Fun facts:
Water ice doesn't absorb a lot of light in the visible; pure water ice is almost entirely transparent, although with slightly stronger absorption in the red (hence why very large amounts of mostly pure ice, such as glacial ice, has blue shading). What makes water ice much more visible comes from light scattering off impurities, air bubbles, or cracks (e.g. why ice cubes are sometimes clear and sometimes white, despite both being water ice).
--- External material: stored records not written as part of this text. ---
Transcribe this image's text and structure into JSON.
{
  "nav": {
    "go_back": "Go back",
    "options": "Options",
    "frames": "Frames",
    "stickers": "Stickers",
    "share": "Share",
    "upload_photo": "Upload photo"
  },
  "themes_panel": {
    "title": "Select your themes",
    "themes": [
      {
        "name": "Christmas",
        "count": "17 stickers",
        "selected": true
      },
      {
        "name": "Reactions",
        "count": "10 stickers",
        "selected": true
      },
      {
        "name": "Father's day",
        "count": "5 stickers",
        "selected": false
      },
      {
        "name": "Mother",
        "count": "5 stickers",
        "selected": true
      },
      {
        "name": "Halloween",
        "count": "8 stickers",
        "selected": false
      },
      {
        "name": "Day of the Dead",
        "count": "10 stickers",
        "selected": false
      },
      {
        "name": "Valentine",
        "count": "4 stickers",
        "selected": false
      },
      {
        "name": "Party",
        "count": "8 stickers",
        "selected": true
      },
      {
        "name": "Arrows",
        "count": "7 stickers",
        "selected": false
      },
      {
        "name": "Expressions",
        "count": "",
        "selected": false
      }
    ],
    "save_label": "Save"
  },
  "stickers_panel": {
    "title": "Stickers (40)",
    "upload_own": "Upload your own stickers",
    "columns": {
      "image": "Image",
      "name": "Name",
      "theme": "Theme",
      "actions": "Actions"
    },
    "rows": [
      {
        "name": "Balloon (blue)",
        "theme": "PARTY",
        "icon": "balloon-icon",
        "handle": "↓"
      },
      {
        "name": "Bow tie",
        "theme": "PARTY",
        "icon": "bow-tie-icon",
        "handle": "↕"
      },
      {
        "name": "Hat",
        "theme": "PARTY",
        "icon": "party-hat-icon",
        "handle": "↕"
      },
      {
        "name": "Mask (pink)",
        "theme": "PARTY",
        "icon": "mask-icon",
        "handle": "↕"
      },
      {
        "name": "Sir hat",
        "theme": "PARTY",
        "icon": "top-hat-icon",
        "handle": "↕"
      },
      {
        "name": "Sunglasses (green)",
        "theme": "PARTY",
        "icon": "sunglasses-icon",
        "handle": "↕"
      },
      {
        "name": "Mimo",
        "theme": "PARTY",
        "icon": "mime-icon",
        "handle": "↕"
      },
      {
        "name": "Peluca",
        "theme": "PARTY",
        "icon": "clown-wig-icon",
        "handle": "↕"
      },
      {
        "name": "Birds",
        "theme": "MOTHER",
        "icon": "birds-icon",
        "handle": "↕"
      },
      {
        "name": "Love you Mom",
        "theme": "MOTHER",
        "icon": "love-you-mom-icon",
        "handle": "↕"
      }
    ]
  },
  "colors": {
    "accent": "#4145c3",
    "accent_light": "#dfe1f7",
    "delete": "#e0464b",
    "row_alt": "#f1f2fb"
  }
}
It gets more interesting in the near-ultraviolet; between 200 and 400 nm, water ice is so transparent that we literally cannot measure the amount of light it absorbs. Even using deep boreholes in ultra-pure Antarctic ice, any loss of transparency is apparently dominated by scattering off impurities at levels of parts-per-billion. At the wavelength where absorption is lowest (~390 nm), our best estimate is that the mean free path of a photon in pure ice is over a kilometer; this makes water ice in the near-UV the most transparent solid known.
From Warren and Brandt (2008), and in comparison to an earlier compilation by Warren (1984).
The imaginary index of refraction on the y-axis is a measure of how strongly a material absorbs light. The higher up on the graph, the stronger the absorption (and note that this is a logarithmic scale).
In the near-UV (200-400 nm), water ice absorbs light so weakly that they just omit the data entirely here.
"We leave a gap in the compilation between 200 and 390 nm (Figure 1). In this domain, mim < 2 x 10-11 . For most applications this extremely low value of mim, indicating an absorption length ka-1= 1.5 km at wavelength = 390 nm, will be indistinguishable from zero."